Monday, May 31, 2010

Is the individual mandate constitutional? Part 5, Addendum

This is an addendum to my previous blog post in this series, which largely concerned Lopez’s test that, according to Justice Scalia’s interpretation, allows Congress to regulate intrastate, noneconomic activity when such regulation is an essential part of an interstate regulatory scheme. There, I argued that it would be unreasonable to hold that requiring individuals to purchase insurance was an essential part of a scheme to regulate the price of insurance premiums.

However, I came across a stronger argument in the federal government’s brief in Commonwealth of Virginia v. Sebelius. Pages 19-20 of the brief summarize the Commerce Clause arguments in its favor, making several arguments I’ve already addressed. But the brief also argues on page 19 that the individual mandate “prevents individuals from relying on the Act’s reforms (such as the ban on denying coverage for people with pre-existing conditions) to delay the purchase of health insurance until illness strikes. In short, . . . the provision at issue . . . forms an essential part of a comprehensive, intricately interrelated regulatory scheme.”

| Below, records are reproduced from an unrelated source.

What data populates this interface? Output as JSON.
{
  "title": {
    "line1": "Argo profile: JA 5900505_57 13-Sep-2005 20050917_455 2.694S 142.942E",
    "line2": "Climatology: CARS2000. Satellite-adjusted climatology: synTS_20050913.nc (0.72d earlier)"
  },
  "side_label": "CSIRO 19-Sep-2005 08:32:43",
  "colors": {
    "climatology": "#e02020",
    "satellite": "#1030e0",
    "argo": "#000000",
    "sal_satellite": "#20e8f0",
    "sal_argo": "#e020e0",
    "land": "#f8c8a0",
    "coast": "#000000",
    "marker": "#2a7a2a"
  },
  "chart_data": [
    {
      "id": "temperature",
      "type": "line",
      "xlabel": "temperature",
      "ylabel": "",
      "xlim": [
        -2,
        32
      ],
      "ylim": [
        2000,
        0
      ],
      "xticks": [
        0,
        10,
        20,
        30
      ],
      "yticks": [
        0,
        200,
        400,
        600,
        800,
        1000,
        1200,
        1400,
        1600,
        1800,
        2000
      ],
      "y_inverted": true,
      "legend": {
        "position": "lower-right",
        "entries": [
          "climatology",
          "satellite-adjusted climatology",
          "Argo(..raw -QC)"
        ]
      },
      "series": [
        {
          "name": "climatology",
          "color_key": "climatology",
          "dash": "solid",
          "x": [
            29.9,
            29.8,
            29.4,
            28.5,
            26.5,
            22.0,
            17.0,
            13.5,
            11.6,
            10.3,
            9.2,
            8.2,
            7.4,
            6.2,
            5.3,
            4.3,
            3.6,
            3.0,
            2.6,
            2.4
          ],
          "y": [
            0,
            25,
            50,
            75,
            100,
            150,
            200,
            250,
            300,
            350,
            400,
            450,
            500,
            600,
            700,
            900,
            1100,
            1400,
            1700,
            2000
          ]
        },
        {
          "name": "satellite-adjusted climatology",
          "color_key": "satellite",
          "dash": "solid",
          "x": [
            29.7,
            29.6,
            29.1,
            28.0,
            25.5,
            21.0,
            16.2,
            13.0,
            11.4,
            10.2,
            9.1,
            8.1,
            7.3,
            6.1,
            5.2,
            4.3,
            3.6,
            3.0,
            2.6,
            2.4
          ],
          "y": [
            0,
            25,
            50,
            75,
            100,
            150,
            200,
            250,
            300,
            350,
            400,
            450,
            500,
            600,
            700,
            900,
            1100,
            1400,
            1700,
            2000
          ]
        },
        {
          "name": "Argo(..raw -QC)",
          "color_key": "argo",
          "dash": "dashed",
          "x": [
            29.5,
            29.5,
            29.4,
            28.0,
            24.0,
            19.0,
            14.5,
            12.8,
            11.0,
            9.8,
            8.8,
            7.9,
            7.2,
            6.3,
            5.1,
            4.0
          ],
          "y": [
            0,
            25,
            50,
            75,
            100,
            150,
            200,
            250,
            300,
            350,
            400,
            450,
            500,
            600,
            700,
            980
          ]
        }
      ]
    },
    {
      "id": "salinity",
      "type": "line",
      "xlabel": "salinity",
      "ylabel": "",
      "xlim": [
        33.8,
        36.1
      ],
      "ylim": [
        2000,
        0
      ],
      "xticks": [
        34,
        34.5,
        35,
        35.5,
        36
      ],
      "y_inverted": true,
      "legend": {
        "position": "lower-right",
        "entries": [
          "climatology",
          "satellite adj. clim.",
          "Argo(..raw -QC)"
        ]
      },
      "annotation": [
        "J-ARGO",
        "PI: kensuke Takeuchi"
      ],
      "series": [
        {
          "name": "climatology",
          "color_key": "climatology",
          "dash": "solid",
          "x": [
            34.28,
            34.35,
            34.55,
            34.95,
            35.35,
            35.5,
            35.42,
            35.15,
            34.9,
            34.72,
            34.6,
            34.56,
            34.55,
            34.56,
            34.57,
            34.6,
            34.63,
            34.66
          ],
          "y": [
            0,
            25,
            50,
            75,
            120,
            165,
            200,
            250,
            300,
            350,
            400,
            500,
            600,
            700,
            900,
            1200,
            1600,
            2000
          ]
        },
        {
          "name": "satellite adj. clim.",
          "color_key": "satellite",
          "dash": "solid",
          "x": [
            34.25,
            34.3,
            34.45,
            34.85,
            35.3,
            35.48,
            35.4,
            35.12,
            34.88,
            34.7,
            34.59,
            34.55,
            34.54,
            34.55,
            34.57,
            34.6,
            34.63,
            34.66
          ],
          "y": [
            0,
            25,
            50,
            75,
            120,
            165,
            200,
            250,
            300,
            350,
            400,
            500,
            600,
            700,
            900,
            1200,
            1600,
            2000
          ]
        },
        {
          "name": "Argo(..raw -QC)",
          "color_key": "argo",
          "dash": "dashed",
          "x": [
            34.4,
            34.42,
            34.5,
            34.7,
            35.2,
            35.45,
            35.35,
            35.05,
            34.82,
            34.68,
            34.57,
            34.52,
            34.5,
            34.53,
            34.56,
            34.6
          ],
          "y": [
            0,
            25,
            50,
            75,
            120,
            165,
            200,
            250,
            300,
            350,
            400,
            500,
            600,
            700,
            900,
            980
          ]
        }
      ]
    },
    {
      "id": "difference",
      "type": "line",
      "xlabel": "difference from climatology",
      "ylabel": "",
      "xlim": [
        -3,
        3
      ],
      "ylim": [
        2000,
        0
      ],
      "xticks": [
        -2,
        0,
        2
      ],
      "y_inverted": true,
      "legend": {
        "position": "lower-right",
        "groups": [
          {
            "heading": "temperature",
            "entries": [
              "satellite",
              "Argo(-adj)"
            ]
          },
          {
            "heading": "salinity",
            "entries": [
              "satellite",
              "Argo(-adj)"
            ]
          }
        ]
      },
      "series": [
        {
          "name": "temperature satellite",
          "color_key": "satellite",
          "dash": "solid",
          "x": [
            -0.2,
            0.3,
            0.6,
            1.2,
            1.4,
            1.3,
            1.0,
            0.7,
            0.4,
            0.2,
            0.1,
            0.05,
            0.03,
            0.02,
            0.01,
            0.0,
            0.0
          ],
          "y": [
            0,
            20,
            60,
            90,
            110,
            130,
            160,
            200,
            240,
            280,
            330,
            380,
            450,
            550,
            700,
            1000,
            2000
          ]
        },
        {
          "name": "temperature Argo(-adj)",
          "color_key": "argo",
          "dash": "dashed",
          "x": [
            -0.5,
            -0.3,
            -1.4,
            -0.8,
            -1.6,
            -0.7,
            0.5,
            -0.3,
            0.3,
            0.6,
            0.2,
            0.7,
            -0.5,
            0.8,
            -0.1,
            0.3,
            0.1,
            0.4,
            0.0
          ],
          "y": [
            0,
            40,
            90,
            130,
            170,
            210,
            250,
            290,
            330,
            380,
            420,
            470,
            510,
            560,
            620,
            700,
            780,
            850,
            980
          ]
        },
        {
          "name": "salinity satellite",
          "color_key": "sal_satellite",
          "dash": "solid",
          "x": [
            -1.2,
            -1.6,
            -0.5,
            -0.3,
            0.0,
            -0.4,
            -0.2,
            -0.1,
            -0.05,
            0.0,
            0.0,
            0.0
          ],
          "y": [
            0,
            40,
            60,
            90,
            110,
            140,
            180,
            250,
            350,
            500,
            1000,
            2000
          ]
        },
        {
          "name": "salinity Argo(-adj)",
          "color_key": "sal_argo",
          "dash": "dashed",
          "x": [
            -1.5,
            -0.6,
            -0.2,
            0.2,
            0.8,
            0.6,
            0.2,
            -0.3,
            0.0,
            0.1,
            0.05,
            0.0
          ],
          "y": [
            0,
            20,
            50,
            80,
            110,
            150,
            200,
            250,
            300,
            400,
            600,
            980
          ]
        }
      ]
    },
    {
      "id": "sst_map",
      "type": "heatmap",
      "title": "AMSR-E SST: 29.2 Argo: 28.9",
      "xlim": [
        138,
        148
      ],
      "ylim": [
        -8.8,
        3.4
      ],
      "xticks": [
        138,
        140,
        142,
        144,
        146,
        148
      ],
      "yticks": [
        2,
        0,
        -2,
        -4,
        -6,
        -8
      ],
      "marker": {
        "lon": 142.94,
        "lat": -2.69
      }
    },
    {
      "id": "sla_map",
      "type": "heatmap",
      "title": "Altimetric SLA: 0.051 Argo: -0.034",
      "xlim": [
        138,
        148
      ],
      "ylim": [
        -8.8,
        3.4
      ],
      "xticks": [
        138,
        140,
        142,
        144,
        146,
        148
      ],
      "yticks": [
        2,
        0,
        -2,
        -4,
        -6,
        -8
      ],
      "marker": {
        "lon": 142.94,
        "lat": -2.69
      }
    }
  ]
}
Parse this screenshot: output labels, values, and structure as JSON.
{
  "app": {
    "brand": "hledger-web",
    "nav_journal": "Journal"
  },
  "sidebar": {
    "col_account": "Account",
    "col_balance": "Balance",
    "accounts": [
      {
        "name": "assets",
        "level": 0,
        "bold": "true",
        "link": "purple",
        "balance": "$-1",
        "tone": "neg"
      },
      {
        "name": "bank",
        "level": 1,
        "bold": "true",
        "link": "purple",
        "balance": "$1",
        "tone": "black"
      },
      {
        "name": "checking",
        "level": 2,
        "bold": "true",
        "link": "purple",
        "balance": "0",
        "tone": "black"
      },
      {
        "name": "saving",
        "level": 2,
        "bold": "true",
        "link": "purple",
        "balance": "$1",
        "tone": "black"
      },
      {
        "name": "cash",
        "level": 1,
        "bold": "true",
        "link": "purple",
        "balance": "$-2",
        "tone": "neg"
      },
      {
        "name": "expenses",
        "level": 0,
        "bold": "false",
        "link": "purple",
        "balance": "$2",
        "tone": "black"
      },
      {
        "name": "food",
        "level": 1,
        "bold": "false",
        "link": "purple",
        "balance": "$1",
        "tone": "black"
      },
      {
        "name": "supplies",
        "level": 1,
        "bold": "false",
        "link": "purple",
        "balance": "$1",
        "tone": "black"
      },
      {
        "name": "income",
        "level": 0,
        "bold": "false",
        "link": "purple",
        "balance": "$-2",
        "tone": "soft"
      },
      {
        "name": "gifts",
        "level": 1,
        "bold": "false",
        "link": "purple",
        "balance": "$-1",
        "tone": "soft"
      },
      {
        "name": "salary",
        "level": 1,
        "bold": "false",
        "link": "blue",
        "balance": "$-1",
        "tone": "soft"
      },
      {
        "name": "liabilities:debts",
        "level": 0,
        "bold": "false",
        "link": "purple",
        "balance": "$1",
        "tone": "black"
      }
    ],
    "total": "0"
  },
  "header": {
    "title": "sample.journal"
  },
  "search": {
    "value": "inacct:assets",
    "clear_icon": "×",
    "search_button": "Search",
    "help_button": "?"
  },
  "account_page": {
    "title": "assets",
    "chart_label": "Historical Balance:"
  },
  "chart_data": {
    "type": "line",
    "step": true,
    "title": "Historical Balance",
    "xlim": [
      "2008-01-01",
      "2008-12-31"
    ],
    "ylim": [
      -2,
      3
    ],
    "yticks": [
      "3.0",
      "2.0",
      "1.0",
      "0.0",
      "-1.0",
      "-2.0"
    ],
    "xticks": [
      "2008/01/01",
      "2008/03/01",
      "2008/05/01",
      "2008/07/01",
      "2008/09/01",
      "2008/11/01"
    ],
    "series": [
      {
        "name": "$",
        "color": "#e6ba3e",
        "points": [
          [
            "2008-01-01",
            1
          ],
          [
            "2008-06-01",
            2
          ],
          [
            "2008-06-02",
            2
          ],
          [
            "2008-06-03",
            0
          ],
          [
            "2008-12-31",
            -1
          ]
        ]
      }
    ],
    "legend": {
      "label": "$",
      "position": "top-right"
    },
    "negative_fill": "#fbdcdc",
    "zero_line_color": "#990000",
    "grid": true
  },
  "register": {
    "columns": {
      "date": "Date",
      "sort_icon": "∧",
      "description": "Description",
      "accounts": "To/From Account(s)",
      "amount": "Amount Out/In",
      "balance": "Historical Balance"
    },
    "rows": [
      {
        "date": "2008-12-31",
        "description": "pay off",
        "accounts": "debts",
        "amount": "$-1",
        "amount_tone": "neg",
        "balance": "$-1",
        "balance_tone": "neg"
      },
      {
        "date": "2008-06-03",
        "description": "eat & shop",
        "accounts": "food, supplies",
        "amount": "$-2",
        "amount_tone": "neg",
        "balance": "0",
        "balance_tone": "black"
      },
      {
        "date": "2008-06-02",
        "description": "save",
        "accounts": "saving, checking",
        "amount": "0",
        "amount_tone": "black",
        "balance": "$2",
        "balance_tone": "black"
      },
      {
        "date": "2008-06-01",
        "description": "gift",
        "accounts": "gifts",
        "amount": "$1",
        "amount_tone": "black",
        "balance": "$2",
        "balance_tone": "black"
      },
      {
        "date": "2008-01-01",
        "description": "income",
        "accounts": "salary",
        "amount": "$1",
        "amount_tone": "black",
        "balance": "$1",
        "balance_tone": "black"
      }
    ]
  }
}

As I’ve noted previously, the ban on denying coverage for individuals with preexisting conditions is concededly constitutional. And it is true that, in light of this ban, and without an individual mandate, people may wait to be covered until they get sick or hurt, and then buy insurance. Consequently, the ban could result in skyrocketing premiums, with people not paying into the system until they were withdrawing more than they paid in. The mandate purports to avoid this problem by requiring people to buy insurance at the outset instead of waiting until they need it.

This is a powerful argument. Since the preexisting conditions ban would only arise in the insurance context, and the individual mandate is tailored to deal with an adverse side effect that could otherwise emerge out of the ban, accepting the mandate’s constitutionality would not automatically allow Congress to require citizens to purchase any good or service whose price it regulated. Thus, by making this argument, the government has discovered a narrow holding that the courts could hand down that would not confer vast new powers on Congress. Indeed, because of the “essential part” test, the Court’s precedents appear to allow for this regulation already, even when noneconomic, intrastate activity is being regulated.

As I see it, the best argument that the challengers could make in response would center on the lack of enforcement methods for failure to comply with the mandate. The monetary penalty for such failure is collectible by the IRS, but the law appears to deprive the IRS of any ability to collect it if it is not paid, by disallowing criminal penalties or the ability to impose a lien or levy. One caveat: the bill’s wording may allow for other methods of enforcement, as I’m not familiar with all of the methods that appear in Subchapter B of Chapter 68 (to which the bill refers, as quoted at the previous link). But the methods of enforcement that the bill disclaims are the only ways I’m aware of to enforce an unpaid tax or fine (and the articles and comments I’ve read on the subject from various segments of the political spectrum agree).

In light of this, the challengers could argue that, because one wouldn’t expect compliance with an “essential” regulation to be voluntary, Congress must not think that the individual mandate is essential. And, as previously noted, if the regulation of an intrastate, noneconomic activity is not essential to an interstate regulatory scheme, Congress lacks the power to regulate it under current precedent.

This reasoning could be attacked because it creates a somewhat aberrant result, in which Congress has the power to enact an enforceable mandate, but lacks the power to enact an unenforceable mandate. Even if the “essential part” test might lead to this result if applied logically, a court might not apply it in this way because of its strange practical effect, which would grant Congress a greater power but withhold from it a lesser power. All in all, because of the novelty of the individual mandate provision, and because Lopez’s “essential part” test itself is relatively new, it’s hard to say how the test’s application will play out.

In any event, if the case for the mandate ends up being a close call, the validity of the government’s “essential part” argument arising out of the preexisting conditions provision may well become the key question. It’s the strongest argument in favor of the federal government under current precedent.

Of course, the wild card in all of this is that, if the case goes to the Supreme Court (as I expect it will), the Court won’t necessarily follow its precedents to the letter, and may simply craft a new analysis that could be more permissive, or more restrictive, of congressional power. I’ll discuss my own take on what the Commerce Clause should be interpreted to mean in my next post.

6/3/10 UPDATE: The more in-depth analysis in this post and in Part 5 should be read to supersede the analysis in the third and fourth paragraphs of Part 3. However, I'm not going to strike those paragraphs out of Part 3 for two reasons. First, and more prosaically, this blog doesn't have a text strikethrough option. Second, analysis in the fifth paragraph of Part 3 refers back to the analysis in the supserseded paragraphs but is itself still correct.